What a difference a week makes. This past Friday, it looked like wine lovers might face a big roadblock getting some of their favorite California wines via direct shipping. New Vine Logistics, considered among the largest and most-dominant players in California's direct wine shipping business, abruptly closed May 29, facing bankruptcy.
Today, it appears the company has been saved from insolvency, at least for now. Inertia Beverage Group, a leading rival in direct-to-consumer services, agreed in principle with Silicon Valley Bank (New Vine's senior secured creditor) to acquire its debt position in the company. "Operations are already gearing up and we are confident in the ability of New Vine's operational team and employees to quickly respond," said Inertia CEO Ted Jansen. He declined to reveal the dollar amount of Inertia's investment.
Founded in 2001 by veterans of the wine, technology and transportation industries, New Vine soon became one of the biggest players in helping wineries and retailers navigate the tangled web of state laws that regulate alcohol sales. It developed technology and systems that allowed wineries and online retailers to ship directly to 44 states.
New Vine's fortunes soared last fall when online retailer Amazon.com announced it was jumping into the wine business and New Vine would handle fulfillment. But working out the infrastructure and technical details of the partnership caused delays, and the faltering U.S. economy made matters worse. Several wineries and customers had begun to complain of mishandled orders in the past six months.

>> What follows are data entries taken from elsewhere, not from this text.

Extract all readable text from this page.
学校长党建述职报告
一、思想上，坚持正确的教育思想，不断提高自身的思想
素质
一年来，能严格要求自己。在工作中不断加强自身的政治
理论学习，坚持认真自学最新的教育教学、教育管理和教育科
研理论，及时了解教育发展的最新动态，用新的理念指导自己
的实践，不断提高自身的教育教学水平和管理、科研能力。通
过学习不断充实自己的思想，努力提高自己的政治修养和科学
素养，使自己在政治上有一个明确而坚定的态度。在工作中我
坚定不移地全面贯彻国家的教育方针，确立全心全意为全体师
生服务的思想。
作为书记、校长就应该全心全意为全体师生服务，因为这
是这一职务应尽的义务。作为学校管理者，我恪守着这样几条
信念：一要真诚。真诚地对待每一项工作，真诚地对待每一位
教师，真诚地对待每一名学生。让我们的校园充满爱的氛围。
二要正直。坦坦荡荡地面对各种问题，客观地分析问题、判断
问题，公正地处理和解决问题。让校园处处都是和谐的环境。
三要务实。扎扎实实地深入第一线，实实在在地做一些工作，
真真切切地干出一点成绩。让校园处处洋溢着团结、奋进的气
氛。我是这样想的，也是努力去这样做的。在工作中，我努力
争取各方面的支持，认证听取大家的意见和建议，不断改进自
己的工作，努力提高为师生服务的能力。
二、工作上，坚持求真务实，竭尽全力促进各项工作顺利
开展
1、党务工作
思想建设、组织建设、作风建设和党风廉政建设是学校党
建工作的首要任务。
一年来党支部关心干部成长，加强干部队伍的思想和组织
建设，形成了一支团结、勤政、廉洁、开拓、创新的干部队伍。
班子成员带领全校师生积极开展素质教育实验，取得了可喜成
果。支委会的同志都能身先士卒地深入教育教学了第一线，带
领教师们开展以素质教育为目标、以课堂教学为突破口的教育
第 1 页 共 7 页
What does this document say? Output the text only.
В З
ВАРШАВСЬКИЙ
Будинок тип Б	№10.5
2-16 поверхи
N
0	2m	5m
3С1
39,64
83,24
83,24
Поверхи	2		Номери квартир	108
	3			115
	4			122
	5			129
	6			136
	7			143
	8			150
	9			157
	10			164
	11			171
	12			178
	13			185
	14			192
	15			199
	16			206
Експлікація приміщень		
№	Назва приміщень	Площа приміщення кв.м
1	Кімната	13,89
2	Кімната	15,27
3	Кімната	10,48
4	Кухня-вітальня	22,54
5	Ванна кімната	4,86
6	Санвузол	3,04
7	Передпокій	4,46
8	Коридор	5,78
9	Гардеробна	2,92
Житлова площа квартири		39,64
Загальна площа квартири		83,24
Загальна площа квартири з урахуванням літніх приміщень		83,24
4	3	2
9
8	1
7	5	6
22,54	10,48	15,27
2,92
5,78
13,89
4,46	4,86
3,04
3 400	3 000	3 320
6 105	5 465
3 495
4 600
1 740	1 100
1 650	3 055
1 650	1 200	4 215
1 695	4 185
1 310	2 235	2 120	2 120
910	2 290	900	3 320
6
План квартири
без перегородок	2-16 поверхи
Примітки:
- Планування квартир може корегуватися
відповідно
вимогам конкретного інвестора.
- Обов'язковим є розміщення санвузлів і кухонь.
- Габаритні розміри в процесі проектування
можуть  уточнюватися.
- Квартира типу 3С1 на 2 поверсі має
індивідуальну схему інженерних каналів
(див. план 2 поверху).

Still, New Vine's client list made it an attractive firm. "The company invested in technology and product development that were gold standard and innovative in the industry," said Charlotte Milan, a spokeswoman for New Vine. "It takes volume to pay for itself, and they were very close."
New Vine's troubles became public when key investors, venture capital firms Thomvest and Pacific Community Ventures, pulled out, concerned about the company's long-term viability and lack of cash. Founder Kathleen Hoertkorn ceased operations, laid off about 60 percent of the staff and tried to regroup.
When news broke that New Line was closing down, it set off a slight panic among its clients. Confused vintners soon gathered at the firm's shuttered Napa warehouse, trying to gain access to their wines, part of 1.6 million bottles of inventory stored there. New Vine handled storage for smaller wineries.
The company's more than 200 customers, including Peter Michael, Beringer, Chateau St. Jean, Dry Creek Vineyards and Chappellet, started scrambling to find a replacement. "We were lucky because we were between shipping cycles," said Peter Kay, director of sales and marketing at Peter Michael. Most California wineries avoid shipping during the summer, fearing temperature extremes might damage the wine.
By midweek, wineries were gaining access to their inventory and a skeleton crew was attempting to fulfill previous orders, according to Milan. And competitors were reportedly interested in acquiring the firm. Inertia began negotiations and soon came to a deal. Like New Vine, Inertia is based in Napa and offers multiple services aimed at building direct sales to consumers, from packing and shipping to software and management.
Whether New Vine's deal with Amazon remains in play is yet to be determined. Amazon refused to comment. But the online retailer's move into wine sales has been delayed for almost eight months now, provoking speculation on when it will happen.